There was, among many English intellects of the era of colonisation, an ever-increasing tendency to compare the aboriginals to the ancient barbarians subdued into order and discipline by the spread of the Roman Empire. Instead of living aimless lives in the wilderness the barbarians were absorbed into an orderly productive system that was seen as the result of civilisation. They became civil – a loaded word and thus belonged to a highly organised and central system of governance. The Savages of America quickly became equated with barbarians and from there it was only a short step to justify the necessity of conquest, and even the possibility of extirpation if they proved to be too recalcitrant. This sentiment is elegantly yet powerfully expressed in this 1712 speech from a play written by Joseph Addison (1672-1719) called Cato and based on events at the end of the Roman Republic during the rise of Julius Caesar.
A Roman Soul is bent on higher Views:
To civilize the rude unpolish’d World,
And lay it under the Restraint of Laws;
To make Man mild and sociable to Man;
To cultivate the wild licentious Savage
With Wisdom, Discipline, and lib’ral Arts;
Th’ Embellishments of Life: Virtues like these,
Make Human Nature shine, reform the Soul,
And break our fierce Barbarians into Men.
(Act I, Scene 4)
It was a case of Nature imitating Art.
REFERENCES
Addison, Joseph, Cato: A tragedy.
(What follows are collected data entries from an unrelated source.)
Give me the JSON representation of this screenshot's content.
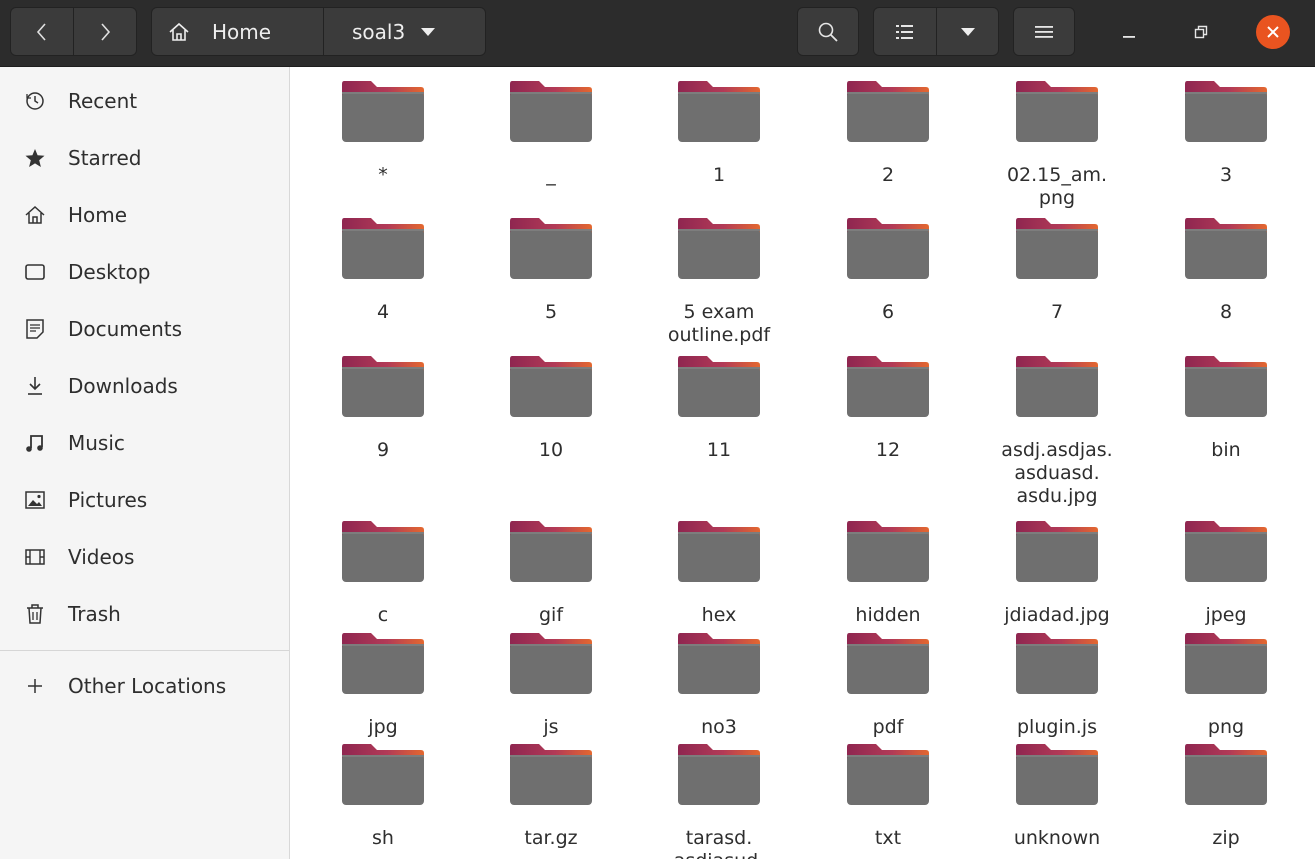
{
  "header": {
    "breadcrumb_home": "Home",
    "breadcrumb_current": "soal3"
  },
  "sidebar": {
    "items": [
      {
        "label": "Recent",
        "icon": "clock-icon"
      },
      {
        "label": "Starred",
        "icon": "star-icon"
      },
      {
        "label": "Home",
        "icon": "home-icon"
      },
      {
        "label": "Desktop",
        "icon": "desktop-icon"
      },
      {
        "label": "Documents",
        "icon": "document-icon"
      },
      {
        "label": "Downloads",
        "icon": "download-icon"
      },
      {
        "label": "Music",
        "icon": "music-icon"
      },
      {
        "label": "Pictures",
        "icon": "picture-icon"
      },
      {
        "label": "Videos",
        "icon": "video-icon"
      },
      {
        "label": "Trash",
        "icon": "trash-icon"
      }
    ],
    "other_locations": "Other Locations"
  },
  "files": [
    "*",
    "_",
    "1",
    "2",
    "02.15_am.\npng",
    "3",
    "4",
    "5",
    "5 exam\noutline.pdf",
    "6",
    "7",
    "8",
    "9",
    "10",
    "11",
    "12",
    "asdj.asdjas.\nasduasd.\nasdu.jpg",
    "bin",
    "c",
    "gif",
    "hex",
    "hidden",
    "jdiadad.jpg",
    "jpeg",
    "jpg",
    "js",
    "no3",
    "pdf",
    "plugin.js",
    "png",
    "sh",
    "tar.gz",
    "tarasd.\nasdiasud.",
    "txt",
    "unknown",
    "zip"
  ],
  "colors": {
    "header_bg": "#2c2c2c",
    "accent": "#e95420",
    "folder_body": "#6b6b6b",
    "folder_tab": "#a6334f"
  }
}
As it is acted at the Theatre-Royal in Drury-Lane, by Her Majesty’s servants, 1712.
Connaughton, Richard, Omai: The Prince Who Never Was, Timewell Press Limited, London, 2005.
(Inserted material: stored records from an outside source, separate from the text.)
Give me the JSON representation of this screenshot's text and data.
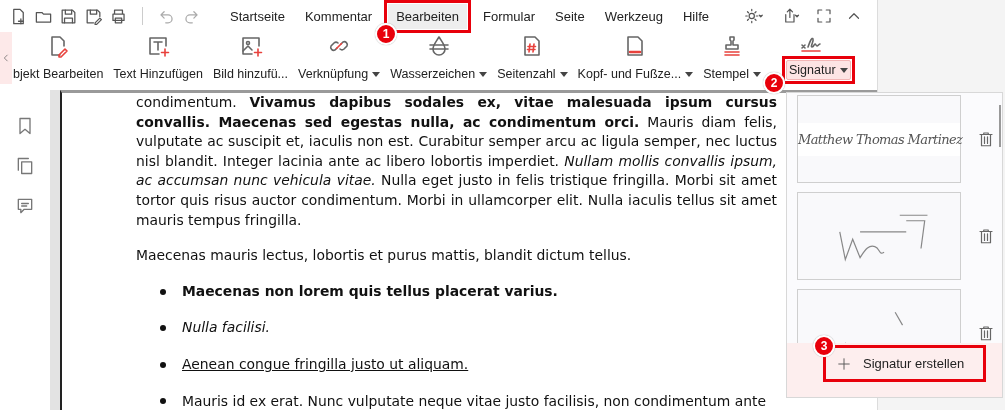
{
  "menu_tabs": [
    {
      "label": "Startseite",
      "selected": false
    },
    {
      "label": "Kommentar",
      "selected": false
    },
    {
      "label": "Bearbeiten",
      "selected": true,
      "callout": "1"
    },
    {
      "label": "Formular",
      "selected": false
    },
    {
      "label": "Seite",
      "selected": false
    },
    {
      "label": "Werkzeug",
      "selected": false
    },
    {
      "label": "Hilfe",
      "selected": false
    }
  ],
  "ribbon_tools": [
    {
      "label": "bjekt Bearbeiten",
      "dropdown": false,
      "selected": false
    },
    {
      "label": "Text Hinzufügen",
      "dropdown": false,
      "selected": false
    },
    {
      "label": "Bild hinzufü...",
      "dropdown": false,
      "selected": false
    },
    {
      "label": "Verknüpfung",
      "dropdown": true,
      "selected": false
    },
    {
      "label": "Wasserzeichen",
      "dropdown": true,
      "selected": false
    },
    {
      "label": "Seitenzahl",
      "dropdown": true,
      "selected": false
    },
    {
      "label": "Kopf- und Fußze...",
      "dropdown": true,
      "selected": false
    },
    {
      "label": "Stempel",
      "dropdown": true,
      "selected": false
    },
    {
      "label": "Signatur",
      "dropdown": true,
      "selected": true,
      "callout": "2"
    }
  ],
  "document": {
    "paragraphs": [
      "condimentum. **Vivamus dapibus sodales ex, vitae malesuada ipsum cursus convallis. Maecenas sed egestas nulla, ac condimentum orci.** Mauris diam felis, vulputate ac suscipit et, iaculis non est. Curabitur semper arcu ac ligula semper, nec luctus nisl blandit. Integer lacinia ante ac libero lobortis imperdiet. *Nullam mollis convallis ipsum, ac accumsan nunc vehicula vitae.* Nulla eget justo in felis tristique fringilla. Morbi sit amet tortor quis risus auctor condimentum. Morbi in ullamcorper elit. Nulla iaculis tellus sit amet mauris tempus fringilla.",
      "Maecenas mauris lectus, lobortis et purus mattis, blandit dictum tellus."
    ],
    "list": [
      {
        "text": "Maecenas non lorem quis tellus placerat varius.",
        "kind": "bold"
      },
      {
        "text": "Nulla facilisi.",
        "kind": "italic"
      },
      {
        "text": "Aenean congue fringilla justo ut aliquam. ",
        "kind": "underline"
      },
      {
        "text": "Mauris id ex erat. Nunc vulputate neque vitae justo facilisis, non condimentum ante",
        "kind": "plain"
      }
    ]
  },
  "signature_menu": {
    "signatures": [
      {
        "kind": "typed",
        "text": "Matthew Thomas Martinez"
      },
      {
        "kind": "drawn"
      },
      {
        "kind": "drawn"
      }
    ],
    "create_button": {
      "label": "Signatur erstellen",
      "callout": "3"
    }
  }
}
Cowper, William, The Task, Book I, 1785.
Denys, Nicolas, Concerning the ways of the Indians: Their Customs, Dress, Methods Of Hunting And Fishing and their Amusements [1672], The Nova Scotia Museum, Halifax, 1979.
Haskell, Francis and Nicholas Penny, Taste and the Antique: The Lure of Classical Sculpture 1500-1900, Yale University press, New Haven, 1981.
Hoffman, Bernard Gilbert, The Historical Ethnography of the Micmac of the Sixteenth And Seventeenth Centuries, PhD Thesis, University of California, 1955. PDF of typescript from the Library of Indian and Northern Affairs, Canada. Scanned June 2012.
Thomas, Keith, In Pursuit of Civility: Manners and Civilisation in Early Modern England, Brandeis University Press, Waltham, Mass., 2018.